Oddly enough, it doesn’t seem like there are a big variety of attacks that you can execute and this is especially apparent when you’re using a low-level character. You have a light attack that can be chained into a combo attack if pressed repeatedly, a heavy attack which can deal more damage albeit at a slower pace, and a Hurricane attack which serves no purpose other than a flashy counterattack and to shorten the distance between you and an enemy.
There is also the Awakening command, which makes your character stronger and faster, and if the Awakening meter maxes out in this state, you’ll be able to pull off a signature move which deals a lot of damages. In other words, there’s nothing much to do besides button mashing, which can make the game feel rather repetitive.
Another important thing to note is how awkward moving around in the game feels.

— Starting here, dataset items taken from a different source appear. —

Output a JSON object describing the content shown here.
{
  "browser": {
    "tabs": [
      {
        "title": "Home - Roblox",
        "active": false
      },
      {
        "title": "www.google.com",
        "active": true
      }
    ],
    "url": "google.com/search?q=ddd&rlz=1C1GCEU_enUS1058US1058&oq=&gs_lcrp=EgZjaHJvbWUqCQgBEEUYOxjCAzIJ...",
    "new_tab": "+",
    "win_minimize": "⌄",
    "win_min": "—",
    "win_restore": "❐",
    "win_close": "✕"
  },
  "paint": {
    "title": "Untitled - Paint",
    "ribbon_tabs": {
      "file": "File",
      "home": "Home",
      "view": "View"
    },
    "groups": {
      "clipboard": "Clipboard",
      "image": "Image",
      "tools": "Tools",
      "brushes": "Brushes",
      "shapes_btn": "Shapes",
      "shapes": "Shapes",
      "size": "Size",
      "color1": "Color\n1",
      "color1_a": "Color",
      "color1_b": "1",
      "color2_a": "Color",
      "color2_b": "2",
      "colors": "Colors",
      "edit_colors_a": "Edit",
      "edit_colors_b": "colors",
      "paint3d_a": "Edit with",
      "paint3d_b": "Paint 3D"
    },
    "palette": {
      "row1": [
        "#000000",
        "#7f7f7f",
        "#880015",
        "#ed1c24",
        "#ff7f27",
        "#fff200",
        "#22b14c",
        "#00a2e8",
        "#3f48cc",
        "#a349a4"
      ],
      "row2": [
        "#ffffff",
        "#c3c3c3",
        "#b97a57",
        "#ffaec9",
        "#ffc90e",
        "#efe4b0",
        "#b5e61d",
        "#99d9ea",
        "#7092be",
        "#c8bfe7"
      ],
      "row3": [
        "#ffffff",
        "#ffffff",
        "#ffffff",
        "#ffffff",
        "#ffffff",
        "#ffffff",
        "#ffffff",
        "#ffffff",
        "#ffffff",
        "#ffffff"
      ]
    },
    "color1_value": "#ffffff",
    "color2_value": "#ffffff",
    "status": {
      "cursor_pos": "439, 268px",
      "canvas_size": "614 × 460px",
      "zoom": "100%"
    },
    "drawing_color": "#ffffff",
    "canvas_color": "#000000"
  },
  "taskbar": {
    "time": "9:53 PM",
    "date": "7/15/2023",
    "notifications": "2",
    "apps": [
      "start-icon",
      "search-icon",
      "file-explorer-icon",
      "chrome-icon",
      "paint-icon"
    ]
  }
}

For starters, you can’t have your character immediately running as it has to walk first before it changes to running.
This can severely impact how you plan on approaching enemies as you will find yourself unintentionally getting too close to an enemy and be the victim of punishing attacks. You also can’t just walk through enemies either, which can make time-limited events unnecessarily frustrating.
It is still enjoyable to beat up waves after waves of enemies using your favourite characters but with these minor drawbacks, it’s hard to get immersed in the game as you will find yourself stuck in the quirks of the game.
Gintama Rumble is a game that is only intended for fans of the series. For most parts, there is nothing new here and it’s just a way for fans to relive the anime series through the game. The gameplay seemed to have been modelled after the Dynasty Warriors series but with how quirky the movement system is as well as the limited move set each character has, the game can feel rather stale and repetitive very quickly.
It managed to recreate some of the most iconic moments from the anime series with incredible accuracy but the actual gameplay portion of it makes it hard to truly enjoy the game. Had the game developer managed to make a carbon copy of Dynasty Warriors combat system, it would definitely make the game much better. With that in mind, I give Gintama Rumble a four out of a 10 in ratings.